During the first trial, the researchers examined the condition of more than 5,600 patients in Spain. The researchers used the hypoxemic index to determine the degree of sleep apnea in patients. This index measures how long a person's sleep level of oxygen in the blood is below normal.
It turned out that patients who had a blood oxygen saturation level below the 90 percent mark for 14 or more percent of their sleep time, the risk of cancer death was doubled compared to those whose airways normally worked during sleep. The strongest link between sleep apnea and cancer mortality was found among women and youth.
Apnea can be avoided with therapy aimed at maintaining a constant positive airway pressure. Such an effect is achieved by creating an airflow, through which the upper airways of the patient remain open during sleep. During the study it was found that patients who did not regularly use positive air pressure device, the risk of dying from cancer was higher than those who constantly used this device.

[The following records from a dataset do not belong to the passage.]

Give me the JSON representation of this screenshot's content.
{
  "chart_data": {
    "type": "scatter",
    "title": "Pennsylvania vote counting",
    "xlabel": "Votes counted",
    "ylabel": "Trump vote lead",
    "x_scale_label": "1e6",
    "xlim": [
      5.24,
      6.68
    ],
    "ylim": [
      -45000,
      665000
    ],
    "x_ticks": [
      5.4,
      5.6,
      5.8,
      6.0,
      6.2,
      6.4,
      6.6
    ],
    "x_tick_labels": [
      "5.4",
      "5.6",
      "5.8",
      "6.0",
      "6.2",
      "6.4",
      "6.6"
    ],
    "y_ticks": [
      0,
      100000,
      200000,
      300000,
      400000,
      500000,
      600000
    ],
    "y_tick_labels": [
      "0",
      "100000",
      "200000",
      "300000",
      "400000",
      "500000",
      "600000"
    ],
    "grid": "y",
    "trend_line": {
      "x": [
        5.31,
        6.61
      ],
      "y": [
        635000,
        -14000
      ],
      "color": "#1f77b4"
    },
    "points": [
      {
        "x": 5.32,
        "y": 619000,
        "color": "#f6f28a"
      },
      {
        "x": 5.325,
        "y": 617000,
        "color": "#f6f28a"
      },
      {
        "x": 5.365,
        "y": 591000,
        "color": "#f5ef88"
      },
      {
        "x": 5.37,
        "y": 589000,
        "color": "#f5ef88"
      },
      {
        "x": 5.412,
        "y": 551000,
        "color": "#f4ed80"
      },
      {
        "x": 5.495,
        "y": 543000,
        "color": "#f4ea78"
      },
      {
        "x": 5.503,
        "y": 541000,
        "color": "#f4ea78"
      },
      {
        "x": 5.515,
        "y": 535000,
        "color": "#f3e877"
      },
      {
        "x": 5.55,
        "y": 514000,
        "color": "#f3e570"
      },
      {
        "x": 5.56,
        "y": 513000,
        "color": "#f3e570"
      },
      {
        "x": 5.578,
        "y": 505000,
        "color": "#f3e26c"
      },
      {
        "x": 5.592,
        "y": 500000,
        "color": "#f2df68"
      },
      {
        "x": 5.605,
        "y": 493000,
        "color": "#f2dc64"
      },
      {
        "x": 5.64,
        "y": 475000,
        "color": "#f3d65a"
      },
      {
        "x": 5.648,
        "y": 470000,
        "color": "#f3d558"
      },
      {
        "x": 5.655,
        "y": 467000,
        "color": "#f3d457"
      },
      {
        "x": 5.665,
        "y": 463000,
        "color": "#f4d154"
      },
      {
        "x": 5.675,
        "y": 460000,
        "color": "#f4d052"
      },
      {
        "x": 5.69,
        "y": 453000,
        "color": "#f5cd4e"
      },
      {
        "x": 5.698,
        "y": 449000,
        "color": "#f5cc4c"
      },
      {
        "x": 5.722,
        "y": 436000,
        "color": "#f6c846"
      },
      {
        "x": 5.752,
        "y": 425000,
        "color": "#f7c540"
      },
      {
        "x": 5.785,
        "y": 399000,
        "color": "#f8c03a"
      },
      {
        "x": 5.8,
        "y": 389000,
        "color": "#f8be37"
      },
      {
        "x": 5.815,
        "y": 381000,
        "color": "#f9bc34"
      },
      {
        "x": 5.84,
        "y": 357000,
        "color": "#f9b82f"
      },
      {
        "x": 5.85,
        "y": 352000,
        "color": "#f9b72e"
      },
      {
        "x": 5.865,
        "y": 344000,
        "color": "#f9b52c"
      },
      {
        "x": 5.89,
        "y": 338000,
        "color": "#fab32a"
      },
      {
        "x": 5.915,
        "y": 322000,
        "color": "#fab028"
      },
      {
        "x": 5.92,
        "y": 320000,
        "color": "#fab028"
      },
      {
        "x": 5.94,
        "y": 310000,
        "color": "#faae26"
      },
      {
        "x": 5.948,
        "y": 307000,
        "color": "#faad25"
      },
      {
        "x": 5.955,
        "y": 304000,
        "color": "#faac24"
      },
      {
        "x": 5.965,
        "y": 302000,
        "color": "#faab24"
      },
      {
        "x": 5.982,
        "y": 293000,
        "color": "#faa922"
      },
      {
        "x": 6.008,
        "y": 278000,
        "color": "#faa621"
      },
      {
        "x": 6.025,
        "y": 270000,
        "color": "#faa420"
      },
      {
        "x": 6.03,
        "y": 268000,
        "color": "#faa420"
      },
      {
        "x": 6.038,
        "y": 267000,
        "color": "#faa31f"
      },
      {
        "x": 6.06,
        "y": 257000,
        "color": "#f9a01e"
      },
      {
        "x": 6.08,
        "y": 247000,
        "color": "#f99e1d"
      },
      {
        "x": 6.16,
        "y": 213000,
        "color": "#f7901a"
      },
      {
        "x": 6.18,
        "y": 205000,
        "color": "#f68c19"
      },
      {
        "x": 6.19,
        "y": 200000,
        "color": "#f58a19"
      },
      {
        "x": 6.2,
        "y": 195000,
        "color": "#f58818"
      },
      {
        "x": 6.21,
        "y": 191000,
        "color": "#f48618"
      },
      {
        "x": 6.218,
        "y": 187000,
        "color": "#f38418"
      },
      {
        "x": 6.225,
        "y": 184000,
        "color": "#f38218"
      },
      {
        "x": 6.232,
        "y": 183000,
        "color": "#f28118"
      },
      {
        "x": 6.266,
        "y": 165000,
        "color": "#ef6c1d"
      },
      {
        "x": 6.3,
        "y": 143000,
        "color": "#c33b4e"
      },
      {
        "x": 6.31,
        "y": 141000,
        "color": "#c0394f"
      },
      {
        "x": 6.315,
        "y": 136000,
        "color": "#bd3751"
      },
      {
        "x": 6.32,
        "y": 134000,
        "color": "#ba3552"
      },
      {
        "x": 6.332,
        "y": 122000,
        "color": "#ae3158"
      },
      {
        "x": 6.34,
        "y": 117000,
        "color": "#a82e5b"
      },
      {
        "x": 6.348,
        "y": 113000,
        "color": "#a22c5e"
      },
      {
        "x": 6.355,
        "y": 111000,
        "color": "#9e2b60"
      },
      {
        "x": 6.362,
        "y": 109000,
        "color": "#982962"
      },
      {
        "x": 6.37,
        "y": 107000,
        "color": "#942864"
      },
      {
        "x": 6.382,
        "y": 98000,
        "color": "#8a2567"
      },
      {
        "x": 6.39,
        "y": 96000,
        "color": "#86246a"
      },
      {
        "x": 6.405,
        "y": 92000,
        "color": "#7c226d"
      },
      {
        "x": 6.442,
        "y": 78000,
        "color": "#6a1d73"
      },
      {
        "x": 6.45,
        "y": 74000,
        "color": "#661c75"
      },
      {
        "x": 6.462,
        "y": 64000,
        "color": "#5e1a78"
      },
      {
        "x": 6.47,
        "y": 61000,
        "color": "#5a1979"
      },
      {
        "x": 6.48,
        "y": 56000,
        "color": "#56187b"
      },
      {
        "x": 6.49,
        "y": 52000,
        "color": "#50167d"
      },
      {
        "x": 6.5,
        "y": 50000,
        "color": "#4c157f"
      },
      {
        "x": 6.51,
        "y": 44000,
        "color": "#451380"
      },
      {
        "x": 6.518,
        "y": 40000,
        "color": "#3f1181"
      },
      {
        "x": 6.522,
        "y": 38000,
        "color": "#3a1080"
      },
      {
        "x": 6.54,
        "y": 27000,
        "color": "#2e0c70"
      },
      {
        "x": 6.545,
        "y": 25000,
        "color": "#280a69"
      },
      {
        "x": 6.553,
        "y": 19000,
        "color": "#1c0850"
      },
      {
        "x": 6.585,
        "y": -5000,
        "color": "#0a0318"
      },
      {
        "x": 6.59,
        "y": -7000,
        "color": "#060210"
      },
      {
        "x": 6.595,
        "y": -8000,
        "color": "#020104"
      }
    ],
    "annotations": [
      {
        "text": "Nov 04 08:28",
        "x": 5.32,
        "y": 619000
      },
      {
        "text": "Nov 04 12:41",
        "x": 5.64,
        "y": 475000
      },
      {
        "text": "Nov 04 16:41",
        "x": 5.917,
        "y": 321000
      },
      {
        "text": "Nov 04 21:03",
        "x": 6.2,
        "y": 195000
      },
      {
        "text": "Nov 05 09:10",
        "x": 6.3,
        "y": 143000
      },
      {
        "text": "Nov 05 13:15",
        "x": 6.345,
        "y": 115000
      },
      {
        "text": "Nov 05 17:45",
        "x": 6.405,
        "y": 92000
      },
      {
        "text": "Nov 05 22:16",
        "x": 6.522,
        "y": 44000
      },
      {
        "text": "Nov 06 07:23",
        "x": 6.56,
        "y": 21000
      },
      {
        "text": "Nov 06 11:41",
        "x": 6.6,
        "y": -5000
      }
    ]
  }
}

"We found a significant increase in the relative risk of dying from cancer in people with sleep apnea. Our study confirms only the existence of the relationship between cancer and apnea, but this does not mean that sleep apnea causes cancer in a dream, "said Dr. Angel Martinez Garcia, a leading researcher at the University Hospital of La Fe in Valencia.
The results of the second study were more or less identical. It was found that among people who suffer from sleep apnea, a much higher percentage of patients with any kind of cancer than among people without difficulty breathing during sleep. The results of the study were true for people of any gender, at any age and with any weight.
"We hope that our discoveries will stimulate people to undergo diagnostics for the development of apnea and immediately begin treatment in order to maintain a good quality of life," said Dr. Francisco Campos Rodriguez of the University Hospital Valme in Seville.
The authors of the study insist on the need for further research on this issue in order to clarify the nature of the relationship between cancer and apnea and the use of new discoveries for the benefit of medicine.